# 40 Garlic Chicken, Olney's Recipe



## schmoozer (Jan 10, 2010)

Some of my cookbooks are in storage, including the two books I have with Olney's recipe for 40 Garlic Chicken. I did a web search and could not find the recipe. Does anyone have a link to Olney's recipe? Thanks!


----------



## ishbel (Jan 5, 2007)

Nope, but there are plenty of other '40 cloves of garlic, chicken' recipes - I seem to recall using one by Nigella Lawson and an earlier one by Elizabeth David.


----------



## schmoozer (Jan 10, 2010)

Ishbel said:


> Nope, but there are plenty of other '40 cloves of garlic, chicken' recipes - I seem to recall using one by Nigella Lawson and an earlier one by Elizabeth David.
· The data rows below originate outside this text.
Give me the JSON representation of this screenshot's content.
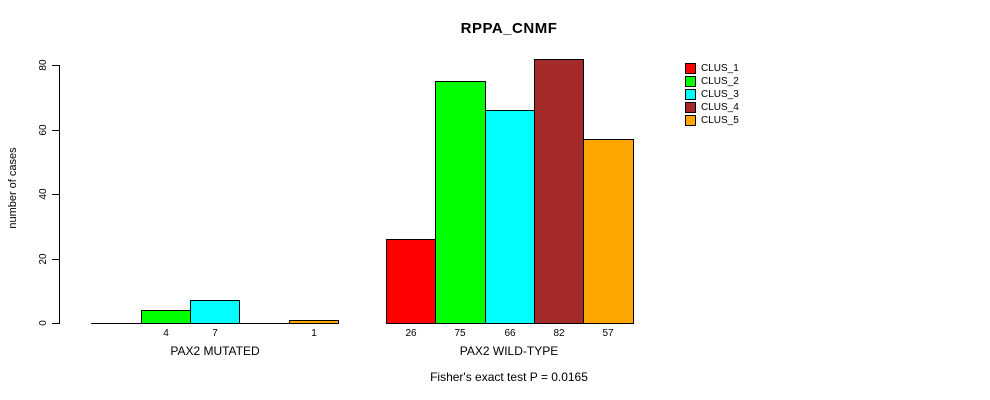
{
  "chart_data": {
    "type": "bar",
    "title": "RPPA_CNMF",
    "ylabel": "number of cases",
    "xlabel": "",
    "subtitle": "Fisher's exact test P = 0.0165",
    "ylim": [
      0,
      80
    ],
    "yticks": [
      0,
      20,
      40,
      60,
      80
    ],
    "categories": [
      "PAX2 MUTATED",
      "PAX2 WILD-TYPE"
    ],
    "series": [
      {
        "name": "CLUS_1",
        "color": "#FF0000",
        "values": [
          0,
          26
        ]
      },
      {
        "name": "CLUS_2",
        "color": "#00FF00",
        "values": [
          4,
          75
        ]
      },
      {
        "name": "CLUS_3",
        "color": "#00FFFF",
        "values": [
          7,
          66
        ]
      },
      {
        "name": "CLUS_4",
        "color": "#A52A2A",
        "values": [
          0,
          82
        ]
      },
      {
        "name": "CLUS_5",
        "color": "#FFA500",
        "values": [
          1,
          57
        ]
      }
    ],
    "legend": {
      "position": "topright",
      "entries": [
        "CLUS_1",
        "CLUS_2",
        "CLUS_3",
        "CLUS_4",
        "CLUS_5"
      ]
    },
    "bar_value_labels": {
      "shown": true,
      "hidden_when_zero": true
    },
    "grid": false,
    "axis_color": "#000000",
    "background_color": "#FFFFFF",
    "text_color": "#000000"
  }
}
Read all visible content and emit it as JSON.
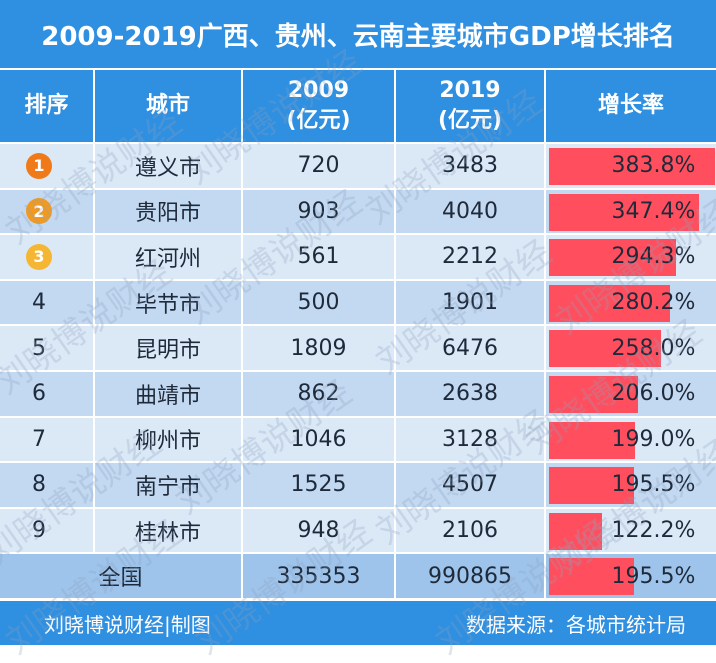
{
  "title": "2009-2019广西、贵州、云南主要城市GDP增长排名",
  "colors": {
    "header_bg": "#2f8fe0",
    "row_light": "#dbe9f7",
    "row_dark": "#c3d9f1",
    "bar": "#ff4f5e",
    "medal_1": "#f07a1a",
    "medal_2": "#f39a1e",
    "medal_3": "#f5b733"
  },
  "headers": {
    "rank": "排序",
    "city": "城市",
    "y2009_year": "2009",
    "y2009_unit": "(亿元)",
    "y2019_year": "2019",
    "y2019_unit": "(亿元)",
    "rate": "增长率"
  },
  "chart_data": {
    "type": "table",
    "title": "2009-2019广西、贵州、云南主要城市GDP增长排名",
    "columns": [
      "排序",
      "城市",
      "2009(亿元)",
      "2019(亿元)",
      "增长率"
    ],
    "rows": [
      {
        "rank": "1",
        "city": "遵义市",
        "gdp2009": "720",
        "gdp2019": "3483",
        "rate_text": "383.8%",
        "rate": 383.8
      },
      {
        "rank": "2",
        "city": "贵阳市",
        "gdp2009": "903",
        "gdp2019": "4040",
        "rate_text": "347.4%",
        "rate": 347.4
      },
      {
        "rank": "3",
        "city": "红河州",
        "gdp2009": "561",
        "gdp2019": "2212",
        "rate_text": "294.3%",
        "rate": 294.3
      },
      {
        "rank": "4",
        "city": "毕节市",
        "gdp2009": "500",
        "gdp2019": "1901",
        "rate_text": "280.2%",
        "rate": 280.2
      },
      {
        "rank": "5",
        "city": "昆明市",
        "gdp2009": "1809",
        "gdp2019": "6476",
        "rate_text": "258.0%",
        "rate": 258.0
      },
      {
        "rank": "6",
        "city": "曲靖市",
        "gdp2009": "862",
        "gdp2019": "2638",
        "rate_text": "206.0%",
        "rate": 206.0
      },
      {
        "rank": "7",
        "city": "柳州市",
        "gdp2009": "1046",
        "gdp2019": "3128",
        "rate_text": "199.0%",
        "rate": 199.0
      },
      {
        "rank": "8",
        "city": "南宁市",
        "gdp2009": "1525",
        "gdp2019": "4507",
        "rate_text": "195.5%",
        "rate": 195.5
      },
      {
        "rank": "9",
        "city": "桂林市",
        "gdp2009": "948",
        "gdp2019": "2106",
        "rate_text": "122.2%",
        "rate": 122.2
      }
    ],
    "total": {
      "label": "全国",
      "gdp2009": "335353",
      "gdp2019": "990865",
      "rate_text": "195.5%",
      "rate": 195.5
    }
  },
  "footer": {
    "left": "刘晓博说财经|制图",
    "right": "数据来源：各城市统计局"
  },
  "watermark": "刘晓博说财经"
}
Yes, I know, and I have many other recipes myself. However, I want to check a few details in Olney's recipe.


----------



## phatch (Mar 29, 2002)

Did you check if the book had been scanned into google books? I've had a couple of good hits there for cookbooks like David Waltuck's "Staff Meals"

http://books.google.com/books?id=eI...&resnum=3&ved=0CCEQ6AEwAg#v=onepage&q&f=false

See if any of these hits look right

http://www.google.com/search?tbs=bks:1&tbo=1&q=Olney+40+clove+chicken&btnG=Search+Books


----------